And science has a similar story, saying, “The way we understand the universe is infallible because it matches everything we’ve designed for it to match.” I am reminded of Madeleine L’Engle’s A Wrinkle in Time, where there are aliens (called beasts) who have been blind for all of their history. How do explain the concept of sight to them? We cannot assume that what is objective and proven by our standards is truth because maybe we don’t see the world as it purely and objectively is. And we cannot assume that we can explain God using science. We cannot even look to science as a method to prove the existence of God. Nothing can undeniably prove that God exists. Everything in life merely points to His presence, and we choose whether to accept this evidence or not. It’s not called faith for nothing. Again, I’m not saying that science isn’t good or trustworthy or useful, but we need to look beyond just ourselves.

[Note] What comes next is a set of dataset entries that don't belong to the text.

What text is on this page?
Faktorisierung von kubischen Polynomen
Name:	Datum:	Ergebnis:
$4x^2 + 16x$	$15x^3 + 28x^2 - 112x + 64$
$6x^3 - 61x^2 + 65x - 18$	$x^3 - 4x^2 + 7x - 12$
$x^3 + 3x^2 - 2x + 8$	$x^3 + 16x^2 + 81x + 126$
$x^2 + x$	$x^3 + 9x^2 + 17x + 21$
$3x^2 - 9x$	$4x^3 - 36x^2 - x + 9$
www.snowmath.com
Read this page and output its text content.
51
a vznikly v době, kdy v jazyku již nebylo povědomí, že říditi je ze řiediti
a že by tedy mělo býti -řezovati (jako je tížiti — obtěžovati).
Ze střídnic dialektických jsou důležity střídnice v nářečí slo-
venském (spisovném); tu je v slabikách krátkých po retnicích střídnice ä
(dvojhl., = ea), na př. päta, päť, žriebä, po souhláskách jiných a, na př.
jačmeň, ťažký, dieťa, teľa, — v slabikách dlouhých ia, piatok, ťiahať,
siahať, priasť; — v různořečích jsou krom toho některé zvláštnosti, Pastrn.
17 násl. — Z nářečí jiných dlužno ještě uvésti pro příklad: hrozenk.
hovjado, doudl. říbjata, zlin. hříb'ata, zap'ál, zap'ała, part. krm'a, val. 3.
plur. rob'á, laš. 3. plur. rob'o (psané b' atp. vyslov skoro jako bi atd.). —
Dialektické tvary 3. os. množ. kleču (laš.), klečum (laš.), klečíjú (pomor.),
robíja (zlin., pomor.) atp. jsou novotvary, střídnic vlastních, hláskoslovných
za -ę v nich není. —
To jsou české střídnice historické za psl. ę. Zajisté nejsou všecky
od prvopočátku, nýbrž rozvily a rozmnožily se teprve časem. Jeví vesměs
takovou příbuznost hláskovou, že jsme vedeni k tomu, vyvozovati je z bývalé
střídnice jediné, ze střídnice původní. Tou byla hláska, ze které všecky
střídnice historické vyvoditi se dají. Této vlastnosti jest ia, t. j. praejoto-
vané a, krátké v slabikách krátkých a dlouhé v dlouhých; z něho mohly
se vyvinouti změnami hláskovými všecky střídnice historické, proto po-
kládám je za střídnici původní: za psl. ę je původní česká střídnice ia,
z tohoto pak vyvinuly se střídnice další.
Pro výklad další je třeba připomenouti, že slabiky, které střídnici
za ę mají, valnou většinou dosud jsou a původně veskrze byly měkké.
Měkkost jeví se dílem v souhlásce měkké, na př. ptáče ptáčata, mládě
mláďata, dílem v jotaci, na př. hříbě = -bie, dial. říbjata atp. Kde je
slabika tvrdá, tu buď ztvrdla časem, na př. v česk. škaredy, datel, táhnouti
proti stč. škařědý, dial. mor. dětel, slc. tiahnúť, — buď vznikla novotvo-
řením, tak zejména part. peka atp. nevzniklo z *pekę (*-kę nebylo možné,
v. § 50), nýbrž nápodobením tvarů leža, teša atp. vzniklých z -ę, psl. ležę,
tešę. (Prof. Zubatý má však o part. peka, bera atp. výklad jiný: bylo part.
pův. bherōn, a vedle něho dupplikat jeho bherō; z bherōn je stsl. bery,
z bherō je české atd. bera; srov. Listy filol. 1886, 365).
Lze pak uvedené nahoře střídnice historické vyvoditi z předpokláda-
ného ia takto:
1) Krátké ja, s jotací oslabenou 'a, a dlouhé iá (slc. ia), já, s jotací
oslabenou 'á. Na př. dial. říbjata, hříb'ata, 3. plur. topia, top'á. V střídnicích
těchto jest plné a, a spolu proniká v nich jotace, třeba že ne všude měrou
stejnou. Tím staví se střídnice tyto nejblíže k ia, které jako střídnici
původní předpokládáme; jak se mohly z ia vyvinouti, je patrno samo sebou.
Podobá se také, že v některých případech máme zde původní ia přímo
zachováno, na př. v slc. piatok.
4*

But Brianna, you say, why would you say something so frustrating?? Why can’t our perception be infallible?? Why can’t we explain God and the universe with our own means??  I get the frustration, really, I do.

As with most things, I really wish that I totally understood God. So it’s disappointing when I just can’t wrap my mind around the concept of the Trinity, how Jesus can be both fully God and fully man at the same time, or even the concept of eternity. Those are difficult concepts! And I struggle with these, wishing I could just understand when I realize that by doing so I’m attempting to put God in a box. Who am I that I think I can understand God? The God who created the universe and laughter and spiderwebs, who knows every cell in my body and every place my feet have touched, who knows every single person in the same way. I think about that, and I realize how silly and small I am to be doing this. Not that we shouldn’t wrestle with hard questions, because hard questions are good. But I think there’s a lot of peace to knowing that we will never be able to wrap our minds around a supreme and holy God. Let God be as big and mystifying as He is, and just worship Him for that.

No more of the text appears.